Martin Luther King Jr. used to intone with great majesty that line from James Russell Lowell that "truth forever on the scaffold, wrong forever on the throne. Yet that scaffold sways the future."
He preached on the importance of finding the truth, saying: "I come to say to you this afternoon, however difficult the moment, however frustrating the hour, it will not be long, because truth crushed to earth will rise again!" (A line now used by the band House Of Pain as the title of an album.)
That line from the Battle Hymn of the Republican must be invoked again because truth itself is what is contested in our political and media debates which has turned into a battleground where few on one side of our new civil war can hear or will hear what the other is saying.
As a media blogger and columnist, I have found this to be true where an assertion is often met with a "but what about" (fill in the blank) a rhetorical device to change the subject and avoid confronting uncomfortable issues.
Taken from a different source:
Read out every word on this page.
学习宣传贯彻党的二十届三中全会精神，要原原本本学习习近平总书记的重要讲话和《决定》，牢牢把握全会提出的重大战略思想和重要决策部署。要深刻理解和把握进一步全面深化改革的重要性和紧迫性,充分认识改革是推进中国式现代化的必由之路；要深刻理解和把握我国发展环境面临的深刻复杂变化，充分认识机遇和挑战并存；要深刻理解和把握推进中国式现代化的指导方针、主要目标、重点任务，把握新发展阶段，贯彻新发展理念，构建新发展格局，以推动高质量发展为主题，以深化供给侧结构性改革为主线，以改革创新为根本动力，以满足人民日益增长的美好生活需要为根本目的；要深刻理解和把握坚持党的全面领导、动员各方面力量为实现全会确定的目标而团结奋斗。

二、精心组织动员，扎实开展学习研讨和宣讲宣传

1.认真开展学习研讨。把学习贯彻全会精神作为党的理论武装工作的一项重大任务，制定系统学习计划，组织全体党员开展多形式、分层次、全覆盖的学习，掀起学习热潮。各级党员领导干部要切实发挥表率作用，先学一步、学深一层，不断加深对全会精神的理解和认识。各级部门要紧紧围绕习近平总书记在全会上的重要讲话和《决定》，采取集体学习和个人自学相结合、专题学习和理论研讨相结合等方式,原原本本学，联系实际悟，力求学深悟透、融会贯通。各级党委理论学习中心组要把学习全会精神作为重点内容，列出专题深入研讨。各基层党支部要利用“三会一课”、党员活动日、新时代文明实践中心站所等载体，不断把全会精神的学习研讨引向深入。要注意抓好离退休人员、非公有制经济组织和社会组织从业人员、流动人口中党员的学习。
If you don't believe me, try discussing the Israel Palestine issue with people who hold opposing views.
The other night, an old friend refused to come to see my film WMD because he and his wife are uncomfortable with arguments they have decided in advance are left-wing.
The great Karl Rove debate is the latest case in point. From the left, the issue of the president advisor's guilt in leaking the name of a CIA operative as a form of political payback is a given.
All that remains is his resignation leading to the President's impeachment. This protest against using the media for purposes of political retribution has led to using the media for another form of political retribution. The Houston Chronicle calls it "Rove Rage." Many progressives are convinced that the man who likes to brand others traitors is the real traitor."
Writes Frank Rich in the NY Times: "Well, of course, Karl Rove did it. He may not have violated the Intelligence Identities Protection Act of 1982, with its high threshold of criminality for outing a covert agent, but there's no doubt he trashed the agent, Valerie Plame, and her husband, Joseph Wilson.
On the right, this is all pictured as a tempest in a teapot with Ann Coulter denouncing, who else, but Joe Wilson and his wife Valerie Plame: "By foisting their fantasies of themselves on the country," she spews." these two have instigated a massive criminal investigation, the result of which is: The only person who has demonstrably lied and possibly broken the law is Joseph Wilson.
"So the obvious solution is to fire Karl Rove."
There you have it: finger pointing galore with each side scoring points and trashing the other with nary an effort to find any common ground or get at the real issues.
But both of these advocates do make insightful secondary points worth considering.
Coulter for example blames a tendency by some Democrats of trying to out bush Bush by posturing as more patriotic and concerned with national security than their adversaries. This was the strategy of the hawks in the DLC and Kerry campaign--and it failed.